Church of Bigfoot Expected to Surpass Christianity in the U.S. by 2030
- Paige Turner
- Sep 6
- 1 min read
By Fern Barkley, Religion Correspondent, The Daily Throb
The Church of Bigfoot is projected to surpass Christianity as America’s most popular faith by 2030, and analysts say it might not be the forest mysticism or pine-scented sermons driving the surge — it’s the free paperwork. At TheChurchOfBigfoot.org, anyone can become an ordained minister in minutes, no seminary required. “Why wait for a burning bush when you can print your certificate at home?” said Reverend Jake, Archminister of the Unseen, while sipping from a Kool-Aid chalice and breaking off a square of dark chocolate for communion.
Across the country, abandoned megachurches are transforming into Mega-Foot Chapels where freshly ordained Sasquarriors officiate weddings, baptize believers in fruit punch, and pass around mushrooms “for spiritual purposes.” Politicians are scrambling to respond with the proposed Hairy Amendment, which would count “forest patrol shifts” as civic duty and exempt anyone with a Bigfoot ordainment certificate from ever being asked to lead a prayer at Thanksgiving dinner.

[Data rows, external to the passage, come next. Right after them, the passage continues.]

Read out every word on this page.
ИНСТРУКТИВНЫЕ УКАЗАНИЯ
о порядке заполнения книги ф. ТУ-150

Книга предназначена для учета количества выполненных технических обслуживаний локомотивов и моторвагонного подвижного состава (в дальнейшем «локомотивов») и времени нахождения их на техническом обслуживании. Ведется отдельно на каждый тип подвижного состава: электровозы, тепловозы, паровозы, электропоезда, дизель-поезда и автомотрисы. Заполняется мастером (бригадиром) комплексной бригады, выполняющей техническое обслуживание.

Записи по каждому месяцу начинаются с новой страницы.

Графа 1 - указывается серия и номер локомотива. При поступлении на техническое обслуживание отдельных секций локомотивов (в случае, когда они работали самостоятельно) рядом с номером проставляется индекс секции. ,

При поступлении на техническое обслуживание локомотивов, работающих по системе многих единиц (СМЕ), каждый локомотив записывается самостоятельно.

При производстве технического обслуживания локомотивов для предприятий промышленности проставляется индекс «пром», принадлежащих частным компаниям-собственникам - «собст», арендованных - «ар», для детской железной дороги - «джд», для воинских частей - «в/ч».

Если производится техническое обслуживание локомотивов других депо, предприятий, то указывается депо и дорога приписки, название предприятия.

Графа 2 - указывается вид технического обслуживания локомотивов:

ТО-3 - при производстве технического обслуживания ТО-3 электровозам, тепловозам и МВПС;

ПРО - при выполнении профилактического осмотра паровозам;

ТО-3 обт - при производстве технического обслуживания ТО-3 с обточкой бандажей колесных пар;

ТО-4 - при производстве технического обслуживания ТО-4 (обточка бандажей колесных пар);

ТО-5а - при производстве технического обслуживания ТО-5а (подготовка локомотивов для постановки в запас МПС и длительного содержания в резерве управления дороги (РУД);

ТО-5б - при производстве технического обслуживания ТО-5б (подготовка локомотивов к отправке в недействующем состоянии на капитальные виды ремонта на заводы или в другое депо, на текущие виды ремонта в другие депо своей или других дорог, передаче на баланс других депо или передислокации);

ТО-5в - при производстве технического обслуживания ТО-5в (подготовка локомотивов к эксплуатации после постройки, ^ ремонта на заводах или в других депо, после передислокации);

Critics sneer that Bigfootarianism is nothing more than “sasquatchal silliness,” but Americans seem to love a faith that’s scandal-free, joke-friendly, and blurrier than their uncle’s fishing photos. Whether it topples Christianity or not, the momentum is undeniable: in a land of endless denominations, the most trusted minister might soon be your neighbor’s cousin who clicked ordain me at TheChurchOfBigfoot.org during lunch break.